Seven months before we started filming she came onto the project.
And how did you get her to say yes?
I was meeting with actresses at the time, and she had read the script and had a very intimate understanding of the character, she related to it on a personal level for a number of reasons, and she also had a very cerebral understanding of the part. I was a big fan of her comedic work but didn’t know if she was a dramatic actress too, and I hoped that she would have the dramatic sensibility to toe the line between the comedy and the painful pathos of the character. We were on the same page about what we needed to have, what we needed to execute it, and what we wanted the end result to be.
Is it true that the film documented her own weight loss?
It’s half-true. We shot the film in 28 days, and she lost the exact amount of weight that the character lost on her own. She lost 29 pounds in the lead-up to filming and the last 11 pounds while we were filming. The scene at the beginning of the film where she’s looking at herself on Facebook, that’s an actual photo of Jillian a year before we started filming, so we used a series prosthetics to recreate that.
I guess in some ways you could liken making a film to running a marathon…
Very easily (laughs)
...there’s practice and training in that, how did you adapt your style from playwriting to film?
It was a learning process. Every project you face is a blank canvas, it’s a brand new slate, and at the core of everything it’s all Aristotle, it’s all drama, and for this story in particular it was about learning to play with the close-ups and the wide shots. It’s an intimate story happening inside Brittany’s heart and soul, that’s the close-ups, and it’s literally a story about a woman running across the city, and the world of that, the scope, the emotionality of that…that’s the wide shot. So it was all about adapting cinematic language into a language I understood.

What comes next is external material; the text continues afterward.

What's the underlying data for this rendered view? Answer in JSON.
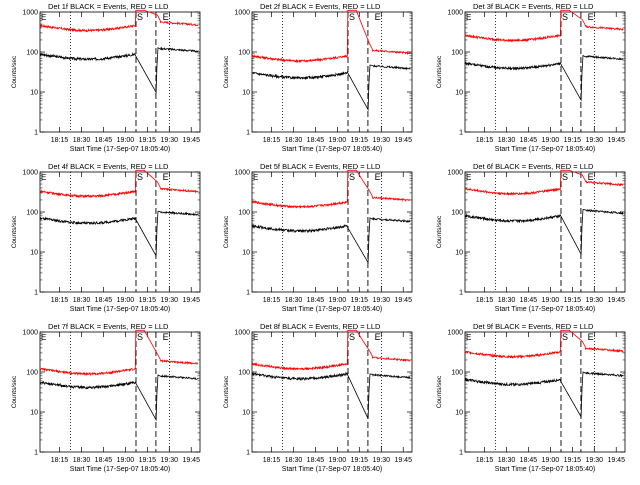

Now that the film is out, have you been able to take a breath and reflect on the experience?
Umm, no! (Laughs). It’s been a sole focus for so long, we sold the film in January to Amazon, and I thought that would be the end of the road but it was really just the beginning. And I have been promoting the movie since January. It’s been pretty surreal to see the reactions all over the world and see how people have been inspired and so connected to the material…but I can take in only as much as I can, but I won’t be able to see it in its whole until I have a little bit of distance.
When you first spoke to Brittany about writing her story, what was her reaction?
I said “I don’t know if I should tell you this but I’m writing a movie about you” and she asked what it was called and I told her ‘Brittany Runs A Marathon’ and she asked how fast does she run in it? She was flattered. But then it became quite scary cause she thought in some way it was as if her journal was going to be read. It wasn’t until we were at Sundance that I gave her the press notes and it said “Based on his real-life best friend, Brittany is a hot mess” and she was like “You can’t say that, i’m an adult, you have to draw the line between me and the character”…and that was a totally fair request.
As I said, when I saw the film it really resonated with me in a lot of different aspects and I think what you have made is incredible and I really hope more people see it
Oh my god, well thank you.
Brittany Runs A Marathon is screening in Australian theatres from October 31st 2019 before streaming exclusively on Amazon Prime from November 15th 2019. Our thanks to Paul Downs Colaizzo and Transmission Films.